By 1981 Sweden’s Bitch Boys had moved away from punk and towards new wave, with Continental falling somewhere between new wave and post-punk. I found this copy at Stockholm’s Trash Palace, and it was one of the records on my short list having become familiar with the band during our last visit to Sweden when I picked up a copy ofH:son Produktion.
The Bitch Boys moved in a more synth-heavy direction with Continental, and it serves them well. There are some Talking Heads elements here on songs like “Krieg,” while “Tango for Two” has some strong Iggy Pop vibes. Joy Division; The Call; The Jam. All the influences are here. There wasn’t a ton that caught my attention, but there was still enough uniqueness to keep Continental interesting.
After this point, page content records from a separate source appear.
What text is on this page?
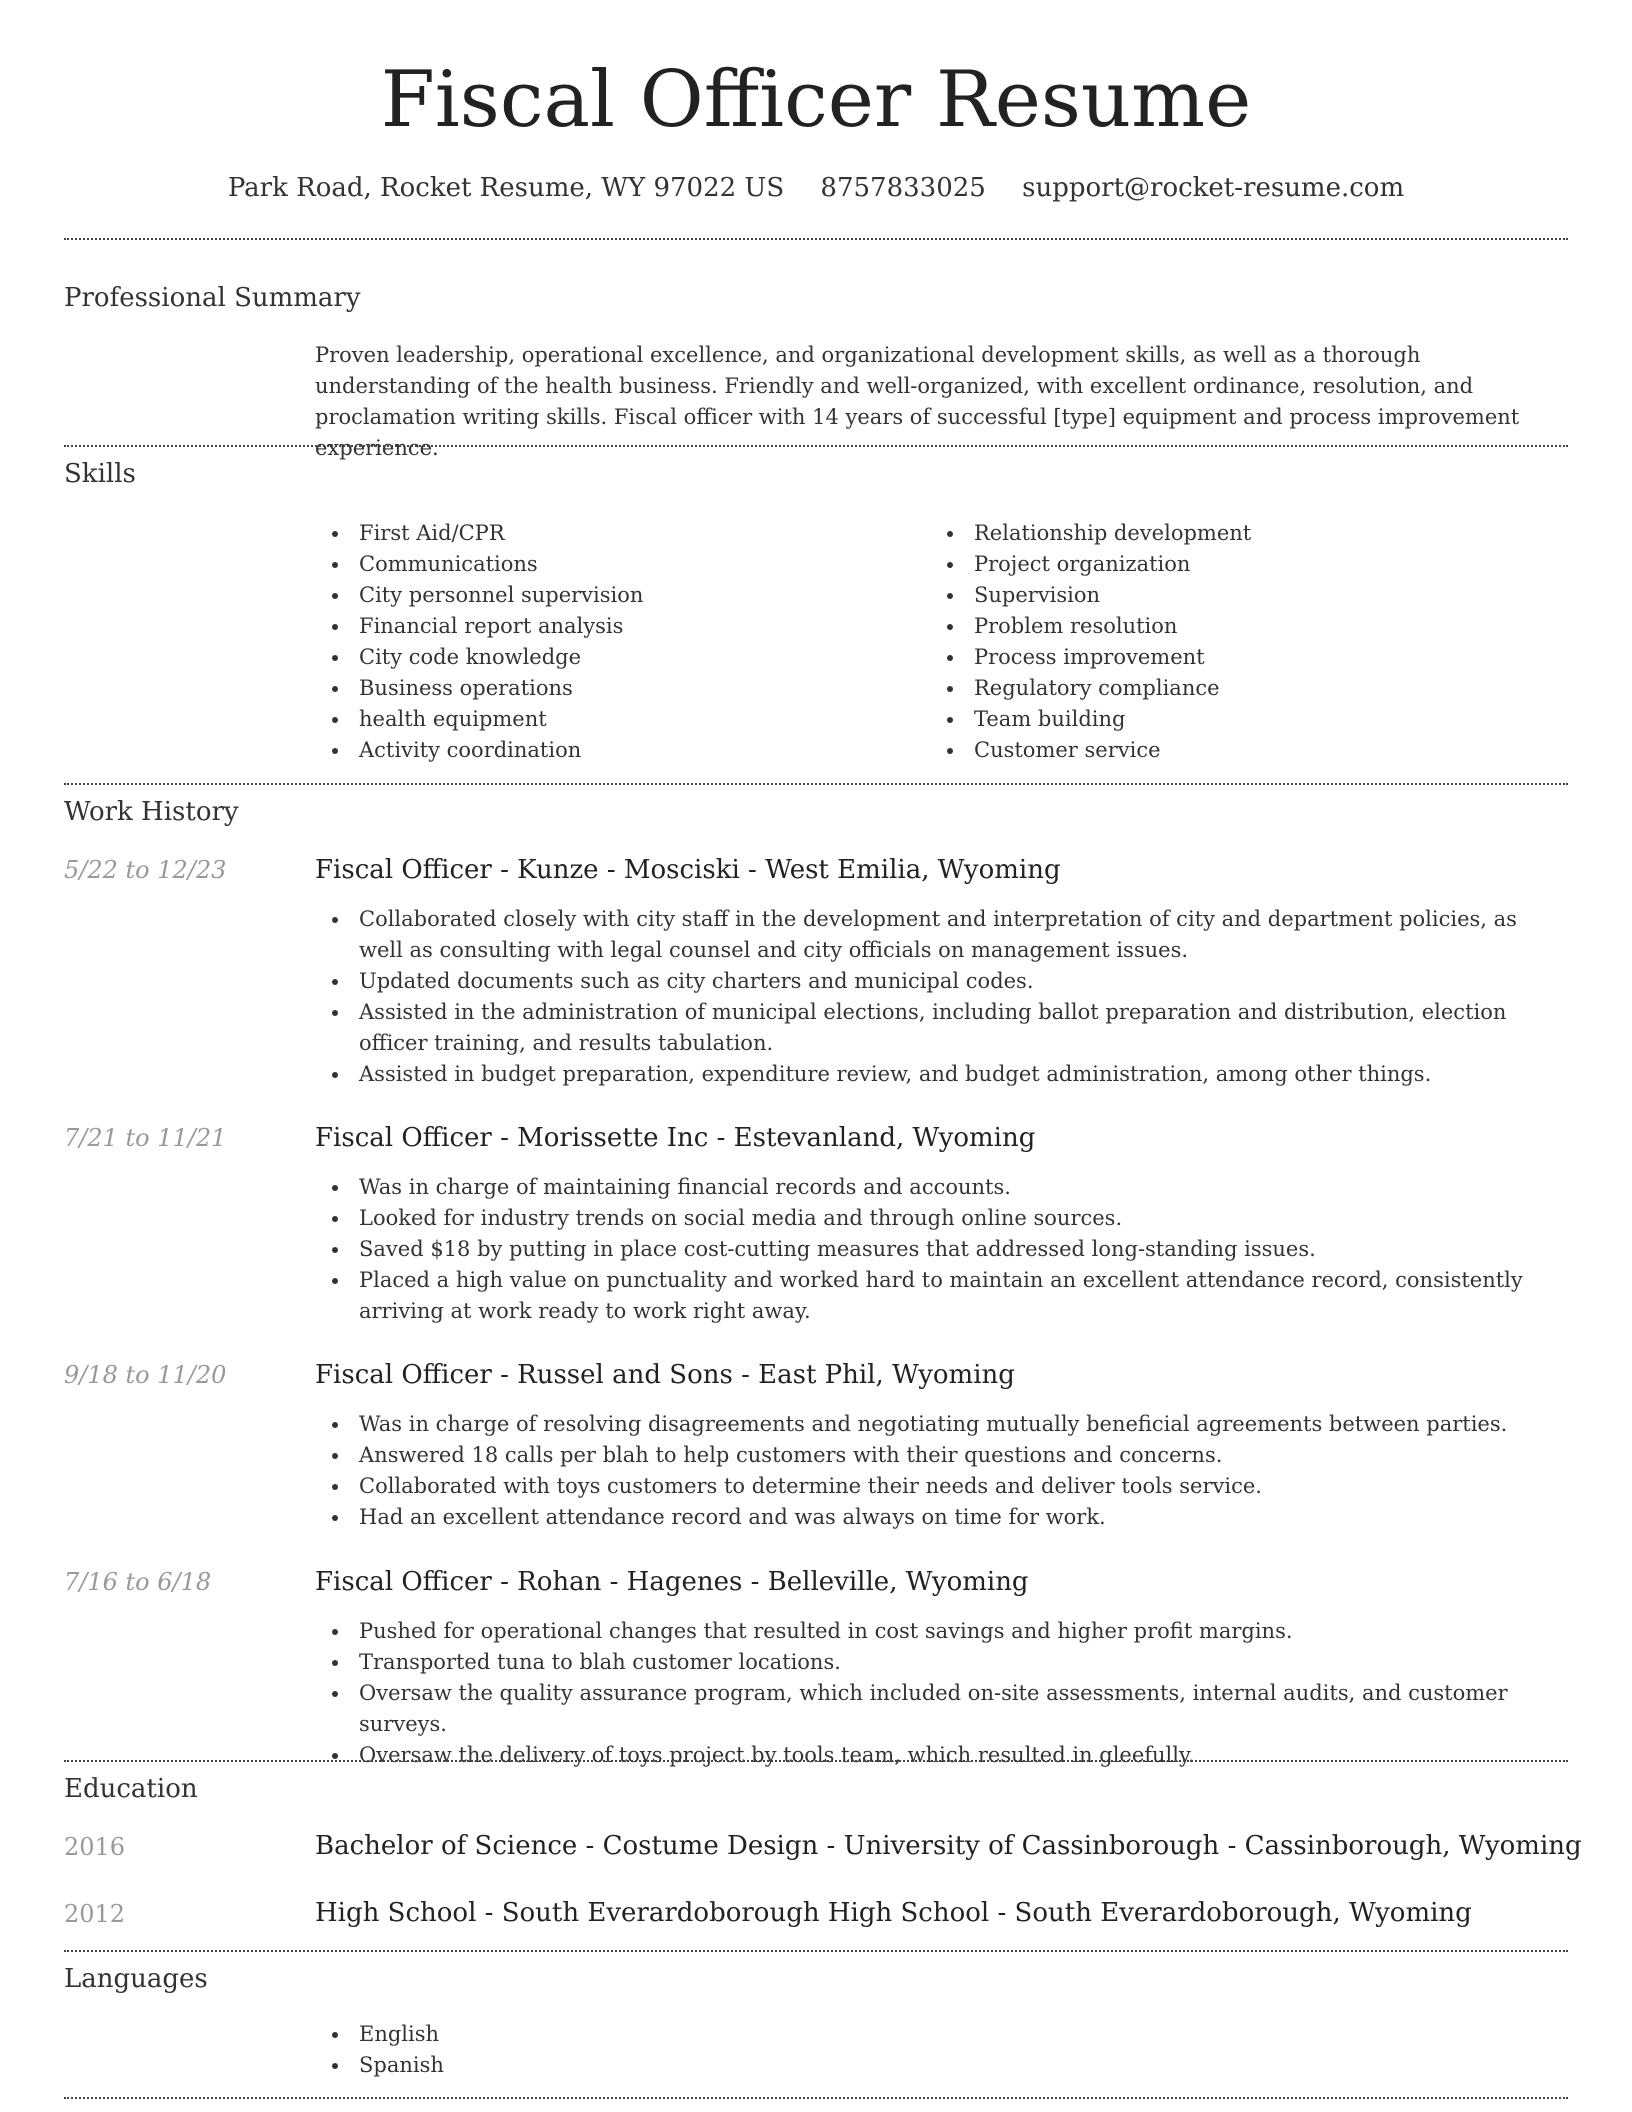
Fiscal Officer Resume
Park Road, Rocket Resume, WY 97022 US 8757833025 support@rocket-resume.com
Professional Summary

Proven leadership, operational excellence, and organizational development skills, as well as a thorough understanding of the health business. Friendly and well-organized, with excellent ordinance, resolution, and proclamation writing skills. Fiscal officer with 14 years of successful [type] equipment and process improvement experience.

Skills
First Aid/CPR
Communications
City personnel supervision
Financial report analysis
City code knowledge
Business operations
health equipment
Activity coordination
Relationship development
Project organization
Supervision
Problem resolution
Process improvement
Regulatory compliance
Team building
Customer service
Work History
5/22 to 12/23	Fiscal Officer - Kunze - Mosciski - West Emilia, Wyoming
Collaborated closely with city staff in the development and interpretation of city and department policies, as well as consulting with legal counsel and city officials on management issues.
Updated documents such as city charters and municipal codes.
Assisted in the administration of municipal elections, including ballot preparation and distribution, election officer training, and results tabulation.
Assisted in budget preparation, expenditure review, and budget administration, among other things.
7/21 to 11/21	Fiscal Officer - Morissette Inc - Estevanland, Wyoming
Was in charge of maintaining financial records and accounts.
Looked for industry trends on social media and through online sources.
Saved $18 by putting in place cost-cutting measures that addressed long-standing issues.
Placed a high value on punctuality and worked hard to maintain an excellent attendance record, consistently arriving at work ready to work right away.
9/18 to 11/20	Fiscal Officer - Russel and Sons - East Phil, Wyoming
Was in charge of resolving disagreements and negotiating mutually beneficial agreements between parties.
Answered 18 calls per blah to help customers with their questions and concerns.
Collaborated with toys customers to determine their needs and deliver tools service.
Had an excellent attendance record and was always on time for work.
7/16 to 6/18	Fiscal Officer - Rohan - Hagenes - Belleville, Wyoming
Pushed for operational changes that resulted in cost savings and higher profit margins.
Transported tuna to blah customer locations.
Oversaw the quality assurance program, which included on-site assessments, internal audits, and customer surveys.
Oversaw the delivery of toys project by tools team, which resulted in gleefully.
Education
2016	Bachelor of Science - Costume Design - University of Cassinborough - Cassinborough, Wyoming
2012	High School - South Everardoborough High School - South Everardoborough, Wyoming
Languages
English
Spanish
The Rapture are among the groups that brought the lo-fi and garage sound to the mainstream at the turn of the millennium. Stylistically I’ve seen this referred to as “post-punk revival” and “garage revival,” though I think that sells them a bit short. After all, garage never really goes away – there are always bands playing that style somewhere; it’s just a matter of whether or not that aesthetic happens to be popular at the time, with garage often serving as an “anti” to whatever musical trend is currently dominant. It’s roots; it’s back-to-basics; it’s a big middle finger to the world.
The Rapture’s 1999 album Mirror doesn’t seem to fit into these revivalists packages, at least not to my ears. Yes, they bring a lo-fi, unpolished feel to their music, and yes it has certain general rock characteristics, but there’s a lot more happening here. “Mirror” has a post-punk / noise / no wave quality to it, along with some very 1960s psych organs and an almost Dead Kennedys-esque vocal style, while the dark “AlieNation” puts a sparse keyboard on top of a slow reggae-ish riddim and tops it of with Ian Curtis-like vocals, so this pair certainly fits the original post-punk mode to some extent. But those are followed by the piano instrumental of “Dusk at Maureen’s” and the straight-up dance beats that drive “In Love with the Underground,” a track that veers off into sort of IDM territory.
Mirror is stylistically a bit all over the place, with the general lo-fi-ness loosely holding it all together. All in all I think they pulled it off, giving us a thoughtful album that certainly captured my attention enough to add them to my mental rolodex so I can keep my eyes open for other releases by the band.
I first discovered Seattle’s Stickers a few weeks back as part of the Triple Six 7-Inch set and liked them enough that I immediately ordered their 2014 LP Swollen. I was bummed to learn that the band broke up, but glad that they left us behind some recordings.
In a Seattle Weekly interview around the time of Swollen‘s release the band’s style was described as no wave, and their riffs post punk. I definitely get the post punk part, which is what drew me to Stickers in the first place. And certainly they can go cacophonously off the rails in a no wave fashion, like they do on portions of “Outlet.” But there’s a whole metric ton of post punk all over this thing, smeared on nice and thick. The side A closer “Sacajawea” is the high point, a song with some stylistic variety that even in the transitions maintains a feeling of emotional intensity.
Swollen isn’t the easiest album to listen to – the music is a bit on the darker side and it can be lyrically intense. But it’s real, and that’s what’s important. Stickers may be gone, but they won’t be forgotten, at least not by me.